A round-up of today's other stories in brief...
Dublin school wins Irish Aid awards
Pupils of a Dublin national school were yesterday named as overall winners of Our World Irish Aid Awards at a ceremony in Dublin.
The fifth class pupils of Clonburris National School in Clondalkin won the award for their project, titled “A Bright Future Is In Our Hands”.
They produced a book on the Millennium Development Goals and wrote an accompanying song.
Man arrested after heroin seizure
Gardaí arrested a man in Dublin yesterday after seizing €500,000 worth of heroin in Tallaght.
A house on Suncroft Drive was searched yesterday morning following an ongoing operation by the Tallaght Drugs Unit assisted by the Garda National Drugs Unit, targeting the sale and supply of controlled drugs.
Heroin with an estimated street value of €500,000 was seized.
A Garda spokesman said a 21-year-old man was arrested at the scene. He is being held at Tallaght Garda station.
Appeal for British mother and child
Merseyside police are seeking the assistance of the Irish public in locating 30-year-old Laura Halligan and her three-year-old daughter Grace who were last seen in Liverpool on Wednesday.

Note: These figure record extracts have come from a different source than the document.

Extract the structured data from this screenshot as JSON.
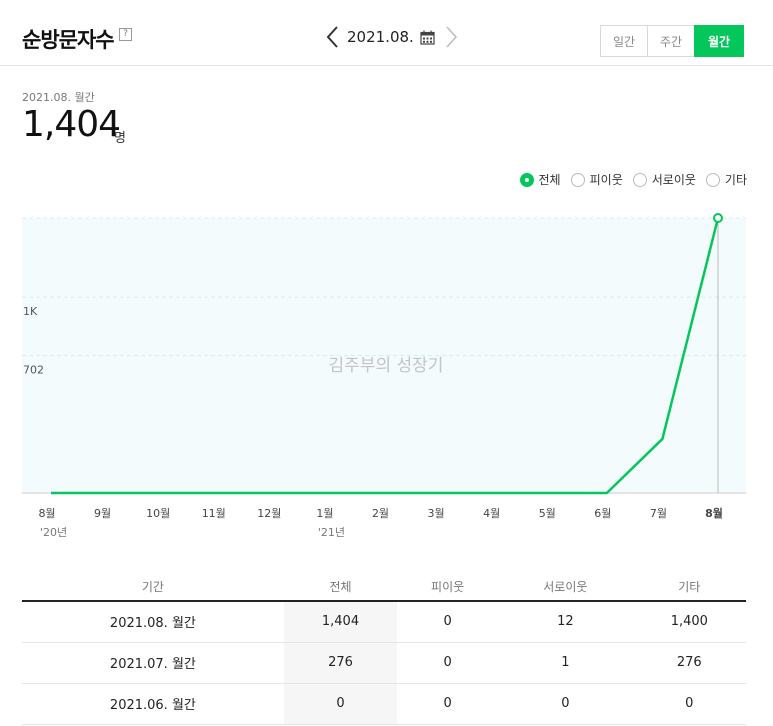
{
  "header": {
    "title": "순방문자수",
    "help": "?",
    "date": "2021.08.",
    "tabs": [
      {
        "label": "일간",
        "active": false
      },
      {
        "label": "주간",
        "active": false
      },
      {
        "label": "월간",
        "active": true
      }
    ]
  },
  "summary": {
    "label": "2021.08. 월간",
    "value": "1,404",
    "unit": "명"
  },
  "filters": [
    {
      "label": "전체",
      "selected": true
    },
    {
      "label": "피이웃",
      "selected": false
    },
    {
      "label": "서로이웃",
      "selected": false
    },
    {
      "label": "기타",
      "selected": false
    }
  ],
  "chart_data": {
    "type": "line",
    "watermark": "김주부의 성장기",
    "x": [
      "8월",
      "9월",
      "10월",
      "11월",
      "12월",
      "1월",
      "2월",
      "3월",
      "4월",
      "5월",
      "6월",
      "7월",
      "8월"
    ],
    "year_labels": [
      {
        "index": 0,
        "label": "'20년"
      },
      {
        "index": 5,
        "label": "'21년"
      }
    ],
    "y_ticks": [
      {
        "value": 1000,
        "label": "1K"
      },
      {
        "value": 702,
        "label": "702"
      }
    ],
    "series": [
      {
        "values": [
          0,
          0,
          0,
          0,
          0,
          0,
          0,
          0,
          0,
          0,
          0,
          276,
          1404
        ]
      }
    ],
    "colors": {
      "line": "#03c75a",
      "area": "#f4fbfd",
      "grid": "#d6ecf0"
    }
  },
  "table": {
    "headers": [
      "기간",
      "전체",
      "피이웃",
      "서로이웃",
      "기타"
    ],
    "rows": [
      [
        "2021.08. 월간",
        "1,404",
        "0",
        "12",
        "1,400"
      ],
      [
        "2021.07. 월간",
        "276",
        "0",
        "1",
        "276"
      ],
      [
        "2021.06. 월간",
        "0",
        "0",
        "0",
        "0"
      ]
    ]
  }
}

The mother and daughter took a taxi from Liverpool to Holyhead and may have taken a ferry to Ireland. Laura is described as 5ft 10in, slim, with long blonde/light brown hair and blue eyes. Grace wears pink-framed glasses.
Officers would like to stress to Laura they just want to know she and Grace are safe. Anyone with information can contact Merseyside police on 0044 151 777 4568.
Judge criticises condition of centre
At the Dublin Children’s Court yesterday Judge Catherine Staines said: “I am very reluctant in sending anyone to St Patrick’s Institution in its current condition.”
Last week, Children’s Ombudsman Emily Logan called for the closure of the Dublin institution. Located beside Mountjoy Prison, the detention centre holds up to 65 sixteen- and 17-year-olds and twice that number of 18- to 21-year-olds.
The judge was dealing with the case of 16-year-old youth charged with travelling as a passenger in a stolen vehicle and possessing a screwdriver as a theft implement, in Clonshaugh, north Dublin, in the early hours of yesterday morning.
Assisted suicide meeting draws protesters
A group of protesters gathered outside a public meeting held by assisted suicide advocate Dr Philip Nitschke in Dublin yesterday.
His organisation, Exit International, provides information on assisted suicide and campaigns for the right of people to make informed decisions about when and how they will die.
The protesters carried banners saying “Lock up your grannies, Dr Death is here” and “Suicide promoter not welcome here”.
Inside the Seomra Spraoi social centre in the north inner city, about 30 people attended the meeting which included a demonstration of a machine dubbed “the laptop of death”.
Dr Nitschke said the device was a more sophisticated version of the machine he used when he administered a legal, voluntary lethal injection to terminally ill patients in 1996 in Australia.